On Thursday, two House representatives reinstated bipartisan legislation to allow military veterans access Medical marijuana. The bill, the Veterans Equal Access Act, was reintroduced in the House by Rep. Earl Blumenauer, a Democrat from Oregon, and Republican Representative from Florida Brian Mast, who lost both legs while serving in the military in Afghanistan.
“I woke up in a situation where I was on maybe 20 different drugs of various kinds. I was, I had a Dilaudid instillation, I had oral morphine and [oxycodones] and epidural” said the mast Spectrum News. “I had anti-inflammatories, tranquilizers for heavy sleepers, and antidepressant things that I hadn’t used or even thought of, or you could even say names of, before in my life.”
If passed by Congress and signed into law by the president, the Veterans Equal Access Act would allow physicians at Department of Veterans Affairs (VA) health care facilities to make recommendations regarding legal medical cannabis for the state. Under current regulations, VA doctors are not allowed to complete the paperwork necessary for military veterans to use medical marijuana in states that have legalized the medical use of cannabis.
“We lose nearly two dozen veterans a day who commit suicide,” Blumenauer said. “We’ve seen a case where, unfortunately, Veterans Assistance, which is not on board, [with] It gives access to medical marijuana, and has been distributing opiates such as Tic Tacs. I think there are some changes happening.
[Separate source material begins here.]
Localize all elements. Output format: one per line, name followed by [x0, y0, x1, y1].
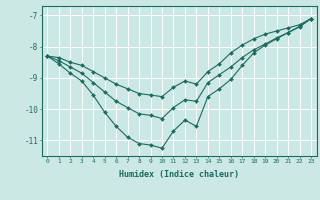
- X-axis label: Humidex (Indice chaleur): Humidex (Indice chaleur): [119, 170, 239, 179]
I’ve been in talks with the Secretary of Veterans Affairs, but this is a long overdue step.”
The Veterans Equal Access Act has been introduced into Congress with bipartisan support several times over recent years, and the legislation has received approval at the committee level. But so far, backers of the bill have been unable to pass the measure.
“Today was a historic day for our veterans. We have worked for years to fix this counterproductive policy that forces veterans outside of the VA to receive legal medical cannabis treatment for chronic pain and PTSD,” Blumenauer said When the bill was approved by the House Veterans Affairs Committee in March 2020. “This is the culmination of the tremendous work of our movement, but we are not done until this becomes the law of the land. We must reform our federal policy on hemp.”
Bill enjoys broad bipartisan support
Blumenauer said the VA does not support legislation to give veterans access to medical cannabis. But veterans groups including AMVETS and the Veterans of Foreign Wars (VFW) support the bill.
“Some veterans across the country are hesitant even to use VA health care because they worry about having to discuss the cannabis products they legally put in their bodies with VA physicians,” said Brittany Damon, co-director of the VFW.
The Veterans Equal Access Act is also supported by cannabis policy reform groups including the National Organization for the Reform of Marijuana Laws (NORML) and the Drug Policy Coalition, as well as representatives from the regulated cannabis industry. Savera Gallup, executive director of the National Cannabis Roundtable, said the bill would open up new treatment options for veterans in states that have legalized medical marijuana.
“It is inconceivable to deny our veterans equal access to the full range of medical treatments and options available to all other adults in the 37 states with medical cannabis programs,” Gallup said in a statement from the cannabis industry trade group. “VA physicians should be allowed to discuss medical cannabis and make recommendations on state legal programs for the veterans they serve, and we thank Congressman Blumenauer and Congressman Mast for their dedication to moving this important action forward at the 118th Congress. NCR was honored to attend today’s announcement, and bipartisan support for the bill much needed.”
The Veterans Equal Access Act has been referred to the House Veterans Affairs Committee, where it awaits further consideration. The full text of the bill is available Connected.